Gold Against Skin
Emily Ratajkowski wearing jewelry is a specific problem, which is that you stop looking at the jewelry. Jacquie Aiche’s work deserves better than that—the pieces are genuinely beautiful, fine gold-and-diamond work that exists in its own register, unhurried and precise—but when Emily is the one wearing it, the hierarchy shifts. She’s wearing a necklace that Aiche named after Elizabeth Taylor, and standing next to that reference without flinching takes a specific kind of presence.
Aiche’s aesthetic sits somewhere between bohemian and serious. Layered gold, embedded stones, pieces that look excavated rather than manufactured. The work doesn’t announce itself. It accumulates, settles into the skin, starts to look like it was always there. It’s the kind of jewelry that attracts people who have strong feelings about jewelry rather than people who just want to signal that they spent money.
I’m basically obsessed with diamonds,
Emily says in an interview with the designer. There’s a necklace Jacquie named the Elizabeth Taylor. It’s so timeless and specific.
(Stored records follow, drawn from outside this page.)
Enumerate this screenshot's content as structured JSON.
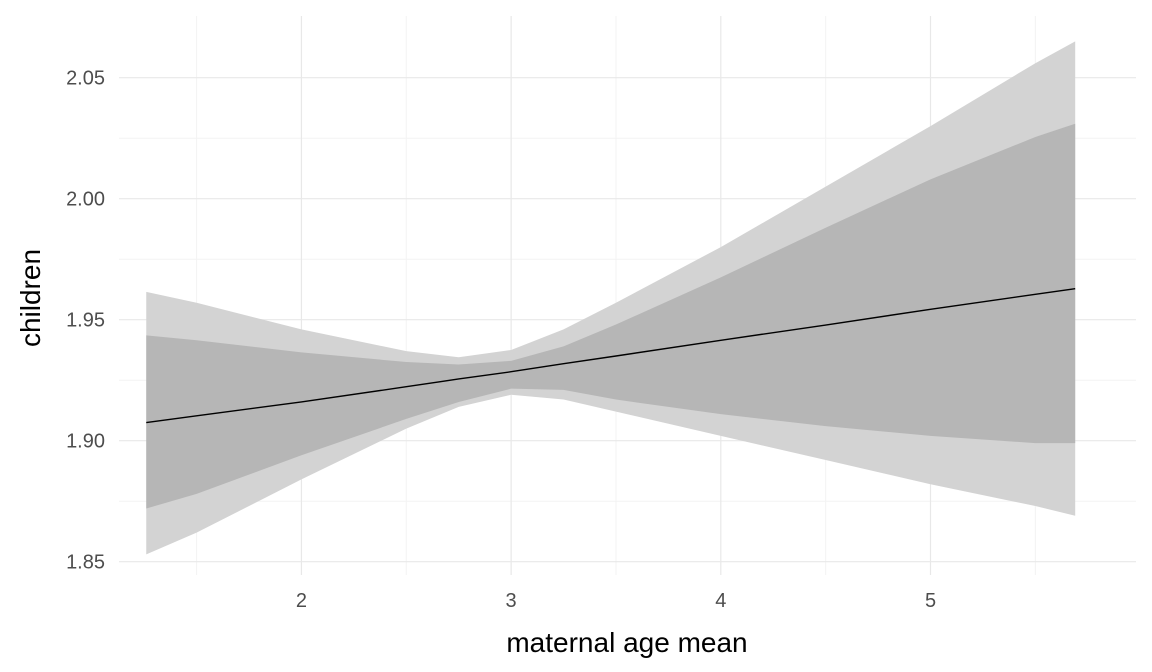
{
  "chart_data": {
    "type": "line",
    "title": "",
    "xlabel": "maternal age mean",
    "ylabel": "children",
    "xlim": [
      1.13,
      5.98
    ],
    "ylim": [
      1.8445,
      2.0755
    ],
    "x_ticks": [
      2,
      3,
      4,
      5
    ],
    "x_tick_labels": [
      "2",
      "3",
      "4",
      "5"
    ],
    "x_minor_ticks": [
      1.5,
      2.5,
      3.5,
      4.5,
      5.5
    ],
    "y_ticks": [
      1.85,
      1.9,
      1.95,
      2.0,
      2.05
    ],
    "y_tick_labels": [
      "1.85",
      "1.90",
      "1.95",
      "2.00",
      "2.05"
    ],
    "y_minor_ticks": [
      1.875,
      1.925,
      1.975,
      2.025
    ],
    "grid": true,
    "legend": "none",
    "colors": {
      "line": "#000000",
      "band_outer": "#d3d3d3",
      "band_inner": "#b0b0b0",
      "grid_major": "#e8e8e8",
      "grid_minor": "#f3f3f3"
    },
    "x": [
      1.26,
      1.5,
      2.0,
      2.5,
      2.75,
      3.0,
      3.25,
      3.5,
      4.0,
      4.5,
      5.0,
      5.5,
      5.69
    ],
    "series": [
      {
        "role": "fit",
        "values": [
          1.9075,
          1.9103,
          1.916,
          1.9223,
          1.9255,
          1.9285,
          1.9318,
          1.935,
          1.9415,
          1.9478,
          1.9543,
          1.9605,
          1.9628
        ]
      },
      {
        "role": "band_outer",
        "upper": [
          1.9615,
          1.957,
          1.946,
          1.937,
          1.9345,
          1.9375,
          1.946,
          1.957,
          1.98,
          2.005,
          2.03,
          2.056,
          2.065
        ],
        "lower": [
          1.853,
          1.862,
          1.884,
          1.905,
          1.914,
          1.919,
          1.917,
          1.912,
          1.902,
          1.892,
          1.882,
          1.873,
          1.869
        ]
      },
      {
        "role": "band_inner",
        "upper": [
          1.9435,
          1.9415,
          1.9365,
          1.9325,
          1.9315,
          1.933,
          1.939,
          1.948,
          1.9675,
          1.988,
          2.008,
          2.0255,
          2.031
        ],
        "lower": [
          1.872,
          1.878,
          1.894,
          1.909,
          1.916,
          1.9215,
          1.921,
          1.917,
          1.911,
          1.906,
          1.902,
          1.899,
          1.899
        ]
      }
    ]
  }
}
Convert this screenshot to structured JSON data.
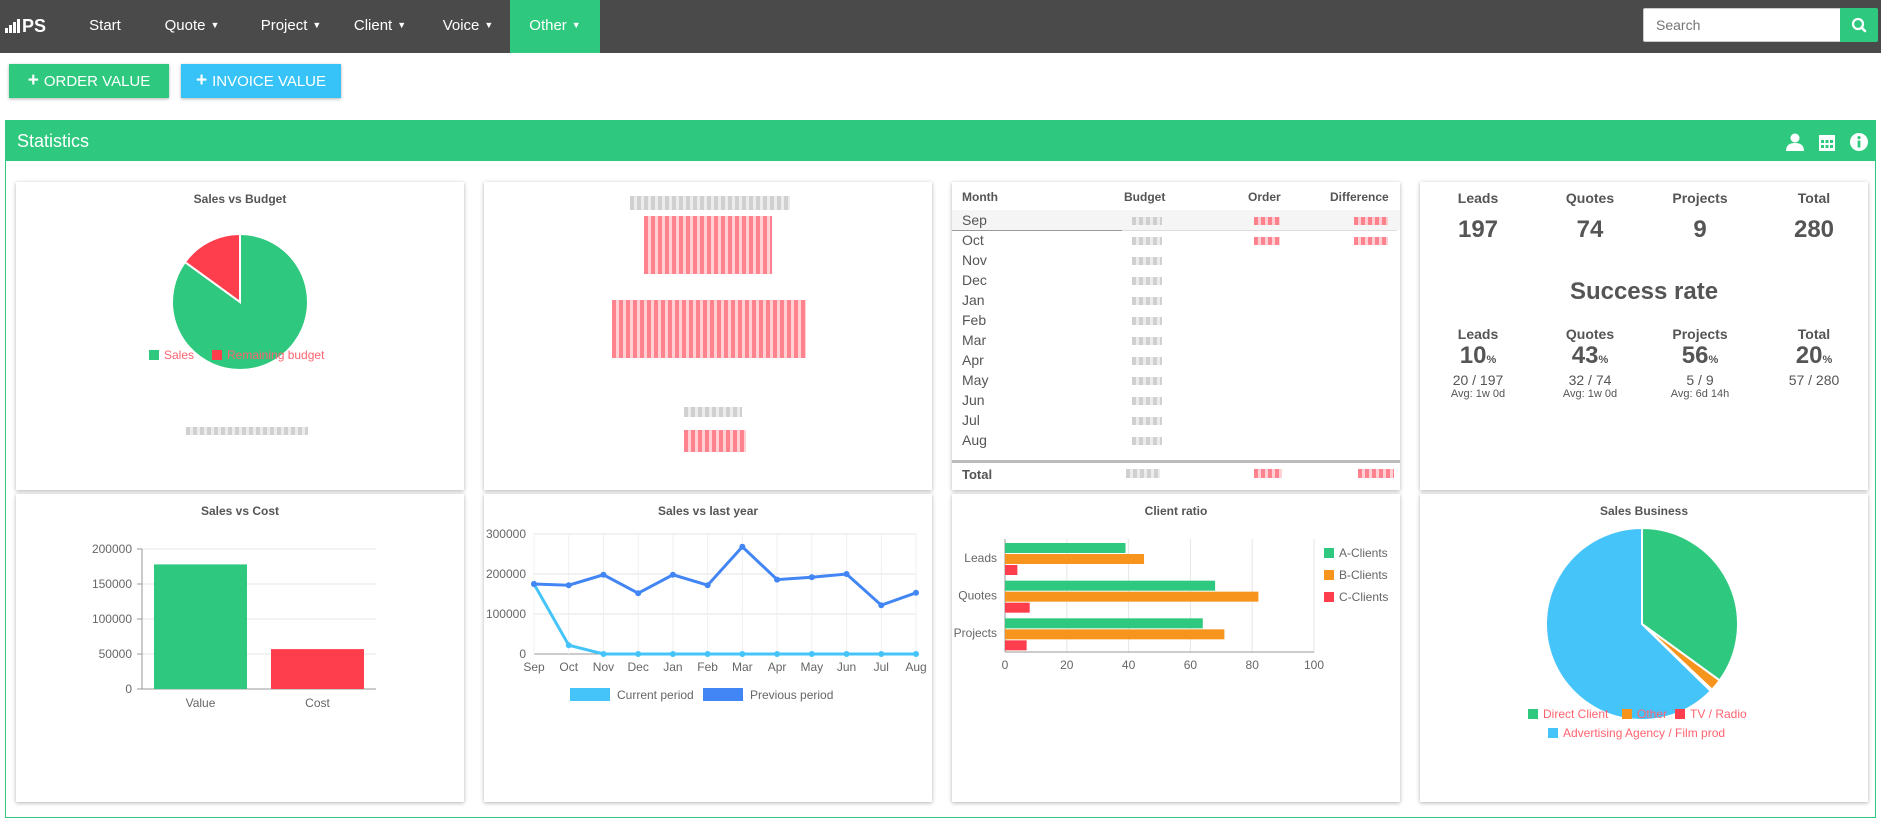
{
  "navbar": {
    "brand": "PS",
    "items": [
      {
        "label": "Start",
        "dropdown": false
      },
      {
        "label": "Quote",
        "dropdown": true
      },
      {
        "label": "Project",
        "dropdown": true
      },
      {
        "label": "Client",
        "dropdown": true
      },
      {
        "label": "Voice",
        "dropdown": true
      },
      {
        "label": "Other",
        "dropdown": true,
        "active": true
      }
    ],
    "search_placeholder": "Search",
    "accent": "#2ec97f",
    "bg": "#4a4a4a"
  },
  "actions": {
    "order_value": "ORDER VALUE",
    "invoice_value": "INVOICE VALUE"
  },
  "panel": {
    "title": "Statistics",
    "icons": [
      "user-icon",
      "calendar-icon",
      "info-icon"
    ]
  },
  "sales_vs_budget": {
    "title": "Sales vs Budget",
    "legend": [
      "Sales",
      "Remaining budget"
    ]
  },
  "budget_table": {
    "headers": [
      "Month",
      "Budget",
      "Order",
      "Difference"
    ],
    "months": [
      "Sep",
      "Oct",
      "Nov",
      "Dec",
      "Jan",
      "Feb",
      "Mar",
      "Apr",
      "May",
      "Jun",
      "Jul",
      "Aug"
    ],
    "total_label": "Total"
  },
  "stats": {
    "headers": [
      "Leads",
      "Quotes",
      "Projects",
      "Total"
    ],
    "counts": [
      "197",
      "74",
      "9",
      "280"
    ],
    "success_title": "Success rate",
    "rate_headers": [
      "Leads",
      "Quotes",
      "Projects",
      "Total"
    ],
    "rates": [
      "10",
      "43",
      "56",
      "20"
    ],
    "pct_sign": "%",
    "ratios": [
      "20 / 197",
      "32 / 74",
      "5 / 9",
      "57 / 280"
    ],
    "avgs": [
      "Avg: 1w 0d",
      "Avg: 1w 0d",
      "Avg: 6d 14h",
      ""
    ]
  },
  "chart_data": [
    {
      "type": "pie",
      "title": "Sales vs Budget",
      "labels": [
        "Sales",
        "Remaining budget"
      ],
      "values": [
        85,
        15
      ],
      "colors": [
        "#2ec97f",
        "#ff3e4d"
      ]
    },
    {
      "type": "bar",
      "title": "Sales vs Cost",
      "categories": [
        "Value",
        "Cost"
      ],
      "values": [
        178000,
        57000
      ],
      "colors": [
        "#2ec97f",
        "#ff3e4d"
      ],
      "ylim": [
        0,
        200000
      ],
      "yticks": [
        "0",
        "50000",
        "100000",
        "150000",
        "200000"
      ]
    },
    {
      "type": "line",
      "title": "Sales vs last year",
      "categories": [
        "Sep",
        "Oct",
        "Nov",
        "Dec",
        "Jan",
        "Feb",
        "Mar",
        "Apr",
        "May",
        "Jun",
        "Jul",
        "Aug"
      ],
      "series": [
        {
          "name": "Current period",
          "color": "#45c4f9",
          "values": [
            175000,
            22000,
            0,
            0,
            0,
            0,
            0,
            0,
            0,
            0,
            0,
            0
          ]
        },
        {
          "name": "Previous period",
          "color": "#4285f4",
          "values": [
            175000,
            172000,
            198000,
            152000,
            198000,
            172000,
            268000,
            186000,
            192000,
            200000,
            122000,
            153000
          ]
        }
      ],
      "ylim": [
        0,
        300000
      ],
      "yticks": [
        "0",
        "100000",
        "200000",
        "300000"
      ]
    },
    {
      "type": "bar",
      "title": "Client ratio",
      "orientation": "horizontal",
      "categories": [
        "Leads",
        "Quotes",
        "Projects"
      ],
      "series": [
        {
          "name": "A-Clients",
          "color": "#2ec97f",
          "values": [
            39,
            68,
            64
          ]
        },
        {
          "name": "B-Clients",
          "color": "#f7941d",
          "values": [
            45,
            82,
            71
          ]
        },
        {
          "name": "C-Clients",
          "color": "#ff3e4d",
          "values": [
            4,
            8,
            7
          ]
        }
      ],
      "xlim": [
        0,
        100
      ],
      "xticks": [
        "0",
        "20",
        "40",
        "60",
        "80",
        "100"
      ]
    },
    {
      "type": "pie",
      "title": "Sales Business",
      "labels": [
        "Direct Client",
        "Other",
        "TV / Radio",
        "Advertising Agency / Film prod"
      ],
      "values": [
        35,
        2,
        0.3,
        62.7
      ],
      "colors": [
        "#2ec97f",
        "#f7941d",
        "#ff3e4d",
        "#45c4f9"
      ]
    }
  ]
}
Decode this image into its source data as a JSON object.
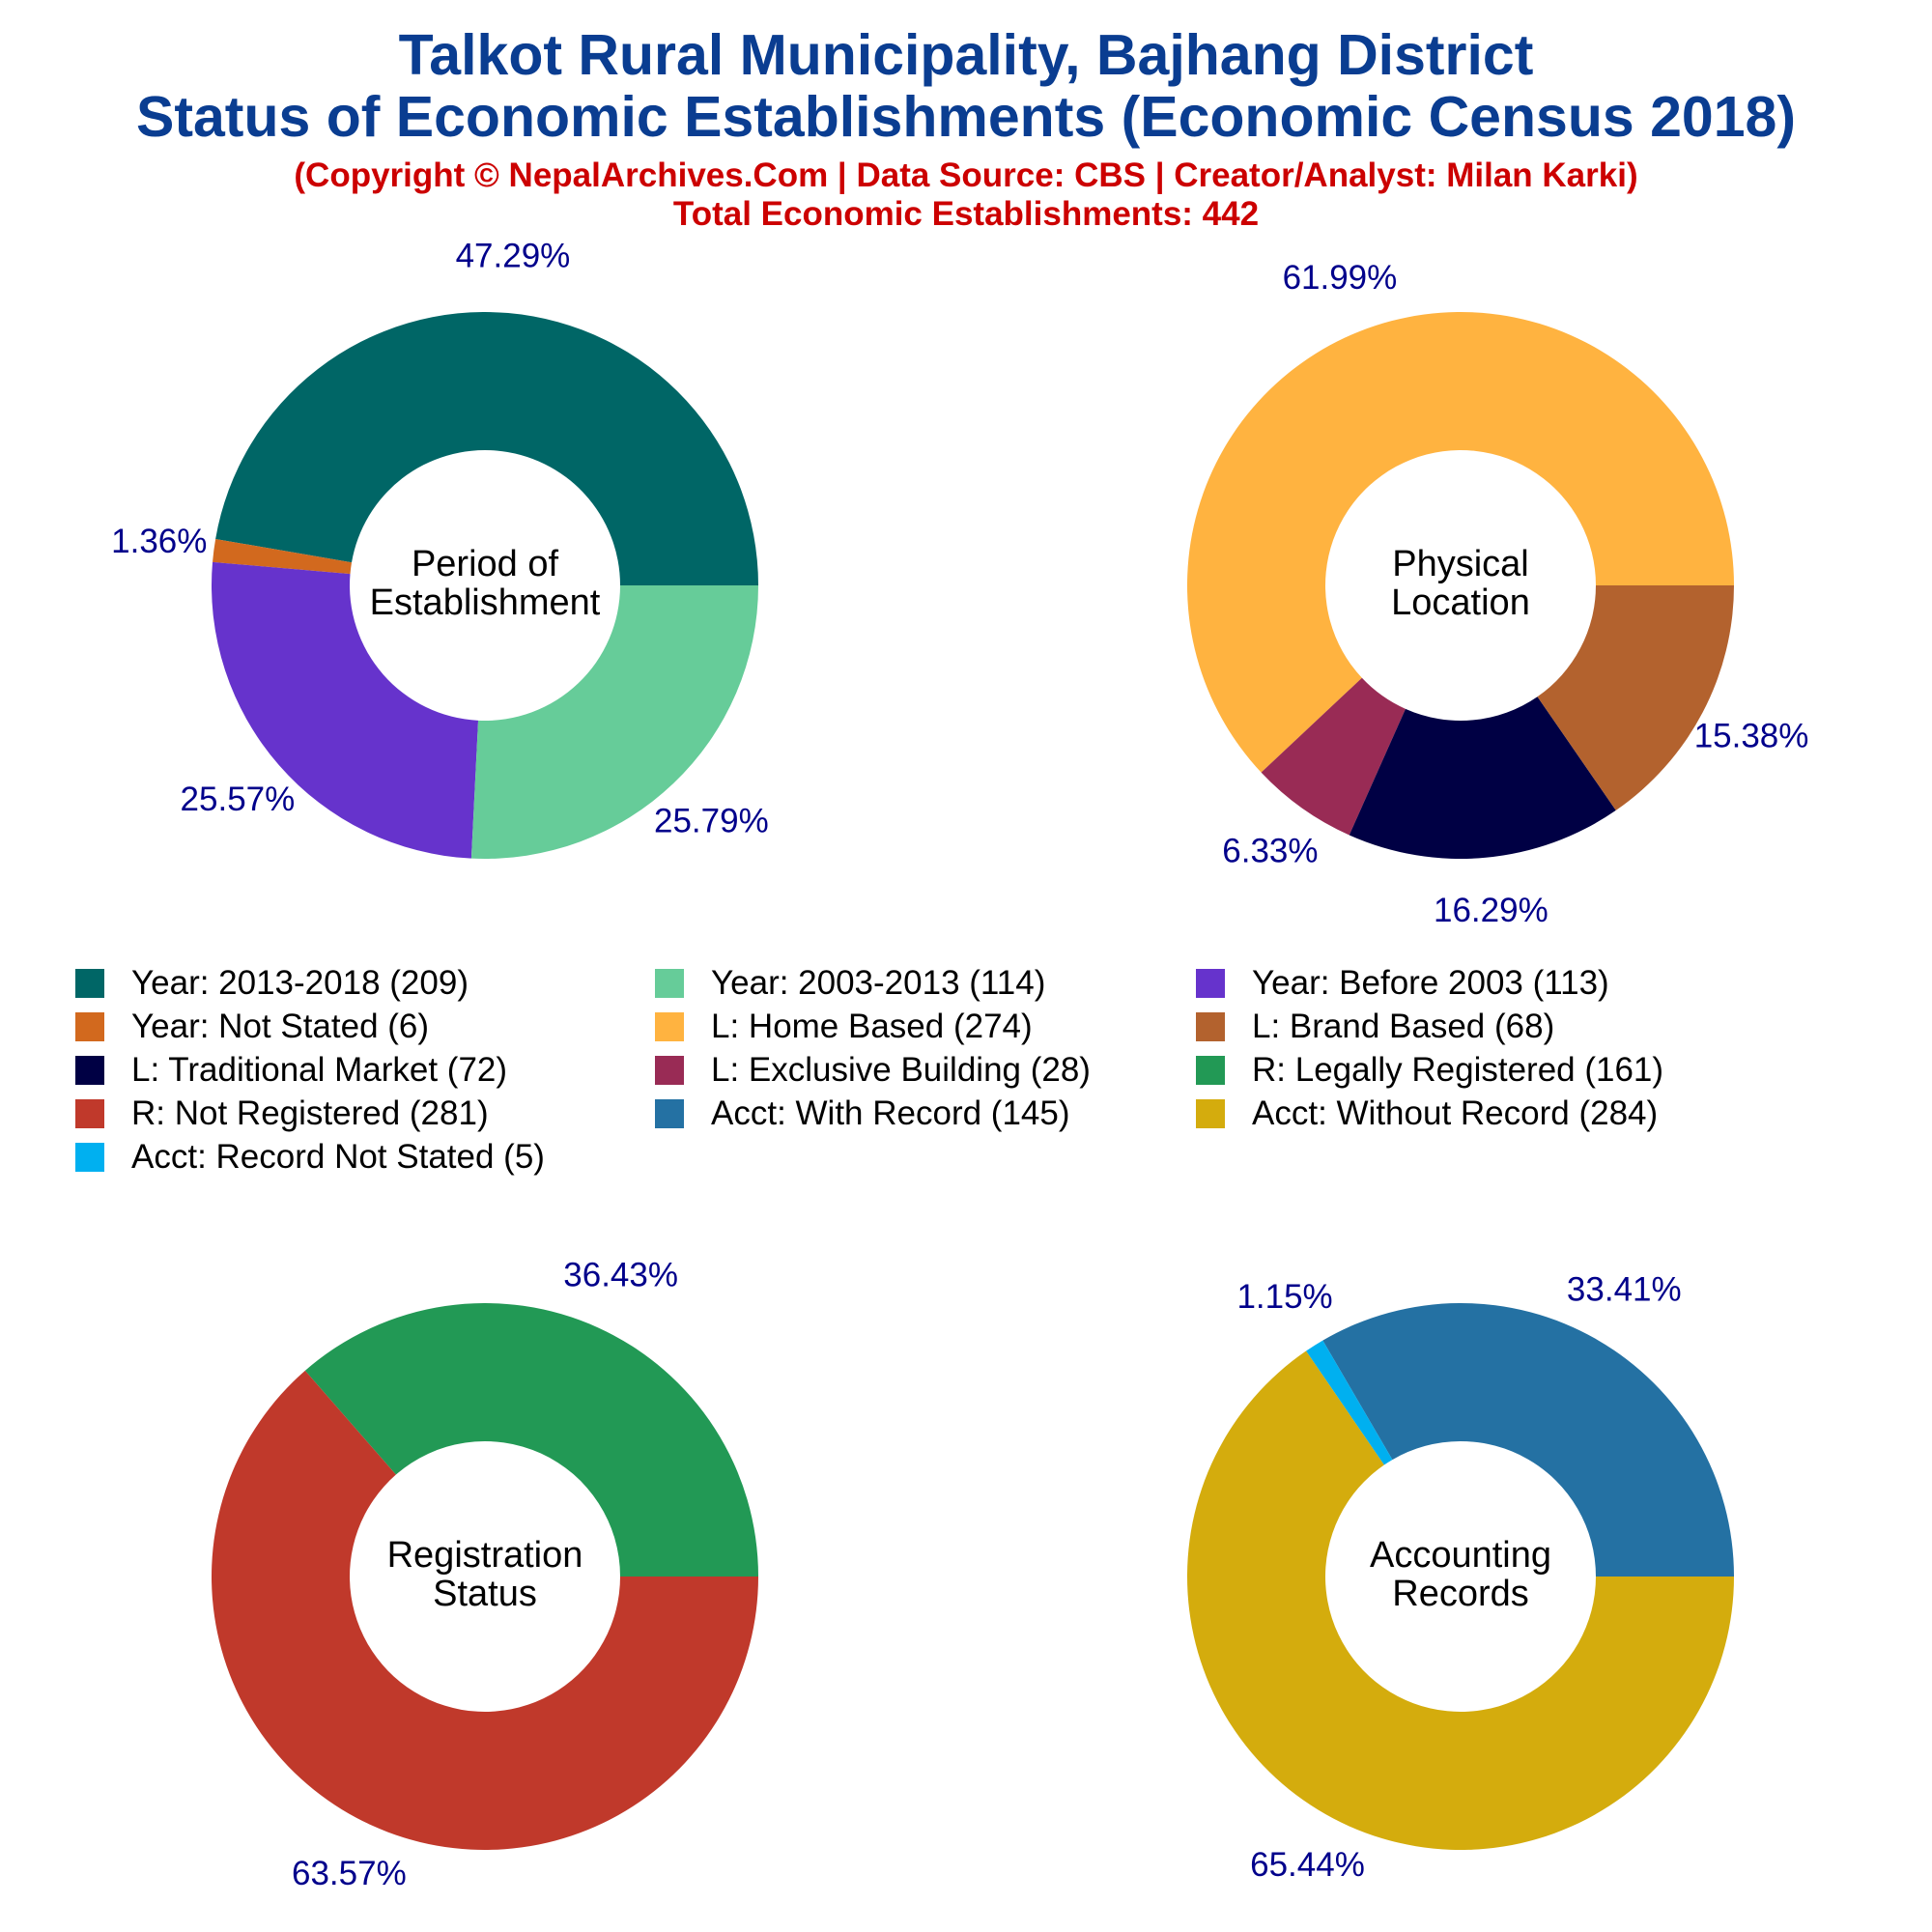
{
  "header": {
    "title_line1": "Talkot Rural Municipality, Bajhang District",
    "title_line2": "Status of Economic Establishments (Economic Census 2018)",
    "subtitle": "(Copyright © NepalArchives.Com | Data Source: CBS | Creator/Analyst: Milan Karki)",
    "total_label": "Total Economic Establishments: 442"
  },
  "colors": {
    "title": "#0a3d91",
    "subtitle": "#cc0000",
    "percent_label": "#00008b"
  },
  "chart_data": [
    {
      "type": "pie",
      "center_label": [
        "Period of",
        "Establishment"
      ],
      "slices": [
        {
          "name": "Year: 2013-2018",
          "value": 209,
          "percent_label": "47.29%",
          "color": "#006666"
        },
        {
          "name": "Year: Not Stated",
          "value": 6,
          "percent_label": "1.36%",
          "color": "#d2691e"
        },
        {
          "name": "Year: Before 2003",
          "value": 113,
          "percent_label": "25.57%",
          "color": "#6633cc"
        },
        {
          "name": "Year: 2003-2013",
          "value": 114,
          "percent_label": "25.79%",
          "color": "#66cc99"
        }
      ]
    },
    {
      "type": "pie",
      "center_label": [
        "Physical",
        "Location"
      ],
      "slices": [
        {
          "name": "L: Home Based",
          "value": 274,
          "percent_label": "61.99%",
          "color": "#ffb340"
        },
        {
          "name": "L: Exclusive Building",
          "value": 28,
          "percent_label": "6.33%",
          "color": "#992b55"
        },
        {
          "name": "L: Traditional Market",
          "value": 72,
          "percent_label": "16.29%",
          "color": "#000044"
        },
        {
          "name": "L: Brand Based",
          "value": 68,
          "percent_label": "15.38%",
          "color": "#b3622e"
        }
      ]
    },
    {
      "type": "pie",
      "center_label": [
        "Registration",
        "Status"
      ],
      "slices": [
        {
          "name": "R: Legally Registered",
          "value": 161,
          "percent_label": "36.43%",
          "color": "#229955"
        },
        {
          "name": "R: Not Registered",
          "value": 281,
          "percent_label": "63.57%",
          "color": "#c0392b"
        }
      ]
    },
    {
      "type": "pie",
      "center_label": [
        "Accounting",
        "Records"
      ],
      "slices": [
        {
          "name": "Acct: With Record",
          "value": 145,
          "percent_label": "33.41%",
          "color": "#2471a3"
        },
        {
          "name": "Acct: Record Not Stated",
          "value": 5,
          "percent_label": "1.15%",
          "color": "#00b0f0"
        },
        {
          "name": "Acct: Without Record",
          "value": 284,
          "percent_label": "65.44%",
          "color": "#d4ac0d"
        }
      ]
    }
  ],
  "legend": [
    {
      "label": "Year: 2013-2018 (209)",
      "color": "#006666"
    },
    {
      "label": "Year: 2003-2013 (114)",
      "color": "#66cc99"
    },
    {
      "label": "Year: Before 2003 (113)",
      "color": "#6633cc"
    },
    {
      "label": "Year: Not Stated (6)",
      "color": "#d2691e"
    },
    {
      "label": "L: Home Based (274)",
      "color": "#ffb340"
    },
    {
      "label": "L: Brand Based (68)",
      "color": "#b3622e"
    },
    {
      "label": "L: Traditional Market (72)",
      "color": "#000044"
    },
    {
      "label": "L: Exclusive Building (28)",
      "color": "#992b55"
    },
    {
      "label": "R: Legally Registered (161)",
      "color": "#229955"
    },
    {
      "label": "R: Not Registered (281)",
      "color": "#c0392b"
    },
    {
      "label": "Acct: With Record (145)",
      "color": "#2471a3"
    },
    {
      "label": "Acct: Without Record (284)",
      "color": "#d4ac0d"
    },
    {
      "label": "Acct: Record Not Stated (5)",
      "color": "#00b0f0"
    }
  ]
}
I believe the obsession entirely—she wears the conviction the same way she wears the jewelry, as if wanting something openly is simply more efficient than pretending otherwise.
The combination of Ratajkowski and Aiche makes sense in a way that transcends the usual celebrity-brand arrangement. They’re both interested in the same tension: adornment as something worn against the body, not hung over it. The shoot understands that.